1.3 Deferred Tax (With group aspects)
Deferred tax, including group aspects, refers to the accounting treatment of temporary differences between the carrying amounts of assets and liabilities for financial reporting purposes and their tax bases. It arises due to differences in timing between when transactions are recognized for accounting purposes and when they are recognized for tax purposes.
- Deferred Tax Liability: A deferred tax liability arises when the tax base of an asset or liability is lower than its carrying amount for financial reporting purposes. This means that taxable income will be higher in future periods when the temporary difference reverses, resulting in higher tax payments.
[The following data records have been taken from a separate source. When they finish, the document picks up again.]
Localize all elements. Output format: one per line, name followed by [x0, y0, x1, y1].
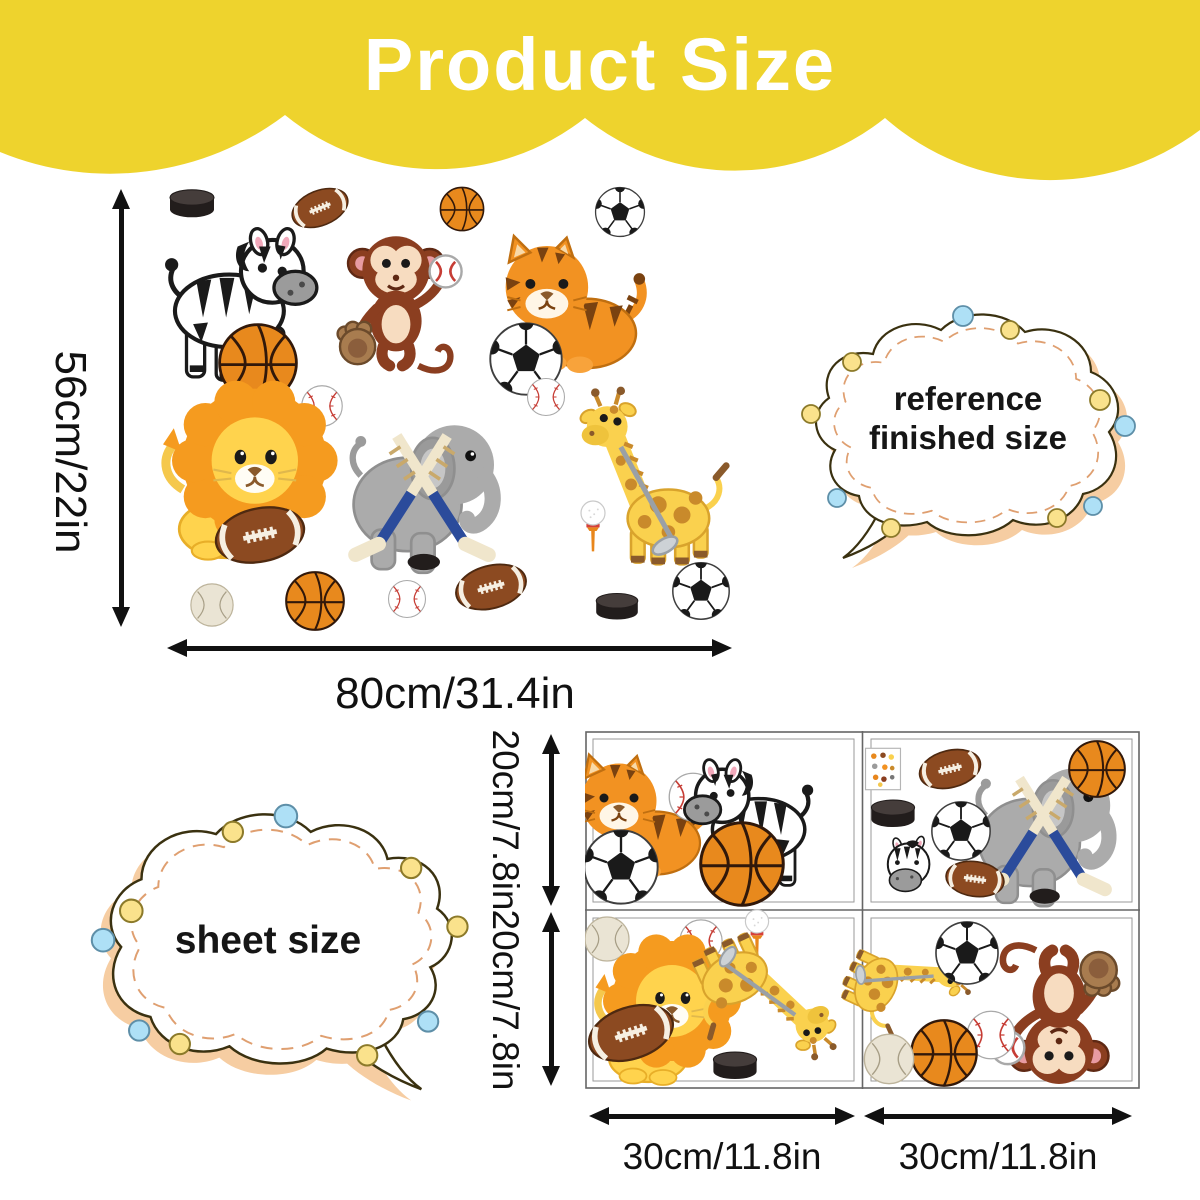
basketball-icon: [699, 821, 785, 907]
main-sticker-group: [163, 179, 734, 631]
football-icon: [451, 557, 531, 617]
golftee-icon: [580, 500, 606, 553]
page-title: Product Size: [363, 23, 837, 106]
monkey-icon: [338, 236, 462, 370]
elephant-icon: [353, 425, 494, 573]
basketball-icon: [285, 571, 345, 631]
main-height-label: 56cm/22in: [46, 350, 95, 554]
puck-icon: [870, 799, 916, 828]
giraffe-icon: [578, 387, 726, 565]
header-scallop-shape: [0, 0, 1200, 181]
main-height-arrow: [112, 189, 130, 627]
sheet-bottom-height-label: 20cm/7.8in: [485, 909, 526, 1091]
soccer-icon: [591, 182, 648, 238]
football-icon: [284, 179, 356, 237]
main-sticker-artwork: [150, 179, 750, 631]
sheet-right-width-label: 30cm/11.8in: [898, 1136, 1098, 1177]
sheet-right-width-arrow: [864, 1107, 1132, 1125]
sheet-top-height-arrow: [542, 734, 560, 906]
sheet-bottom-height-arrow: [542, 912, 560, 1086]
whiteball-icon: [585, 916, 630, 962]
basketball-icon: [1068, 740, 1126, 798]
sheet-grid: [585, 731, 1140, 1089]
puck-icon: [712, 1051, 758, 1080]
reference-size-text: reference finished size: [818, 380, 1118, 458]
reference-size-line1: reference: [893, 380, 1043, 417]
main-width-arrow: [167, 639, 732, 657]
puck-icon: [169, 189, 215, 218]
minisheet-icon: [864, 747, 902, 791]
basketball-icon: [910, 1019, 978, 1087]
whiteball-icon: [190, 583, 234, 627]
soccer-icon: [668, 556, 734, 621]
sheet-left-width-arrow: [589, 1107, 855, 1125]
sheet-size-text: sheet size: [174, 919, 362, 962]
baseball-icon: [387, 579, 427, 619]
sheet-grid-dividers: [585, 731, 1140, 1089]
reference-size-line2: finished size: [868, 418, 1068, 456]
whiteball-icon: [863, 1033, 915, 1085]
sheet-left-width-label: 30cm/11.8in: [622, 1136, 822, 1177]
sheet-top-height-label: 20cm/7.8in: [485, 729, 526, 911]
puck-icon: [595, 593, 639, 621]
main-width-label: 80cm/31.4in: [335, 669, 575, 718]
baseball-icon: [526, 377, 566, 417]
basketball-icon: [439, 186, 485, 232]
header-banner: [0, 0, 1200, 181]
- Deferred Tax Asset: A deferred tax asset arises when the tax base of an asset or liability is higher than its carrying amount for financial reporting purposes. This means that taxable income will be lower in future periods when the temporary difference reverses, resulting in lower tax payments. However, a deferred tax asset is recognized only to the extent that it is probable that future taxable profits will be available against which the asset can be utilized.
- Group Aspects: In the context of deferred tax, group aspects refer to situations where a company has subsidiaries or associates. When preparing consolidated financial statements, the deferred tax balances of the individual entities within the group need to be considered and eliminated to avoid double-counting or double-taxation.
Group aspects in deferred tax include:
- Intra-group transactions: Transactions between group entities may result in temporary differences that need to be eliminated when preparing consolidated financial statements.
- Tax planning opportunities: Companies may engage in tax planning strategies, such as transferring assets or utilizing tax incentives, which can impact the recognition and measurement of deferred tax assets and liabilities within the group.
- Consolidation adjustments: When consolidating financial statements, any deferred tax balances of subsidiaries or associates need to be adjusted to reflect the group’s overall deferred tax position.
Proper consideration of deferred tax, including group aspects, is important in providing accurate and reliable financial reporting. It ensures that the financial statements reflect the impact of temporary differences on future tax payments or benefits and provides transparency to stakeholders regarding the company’s tax obligations and potential tax planning strategies within a group context.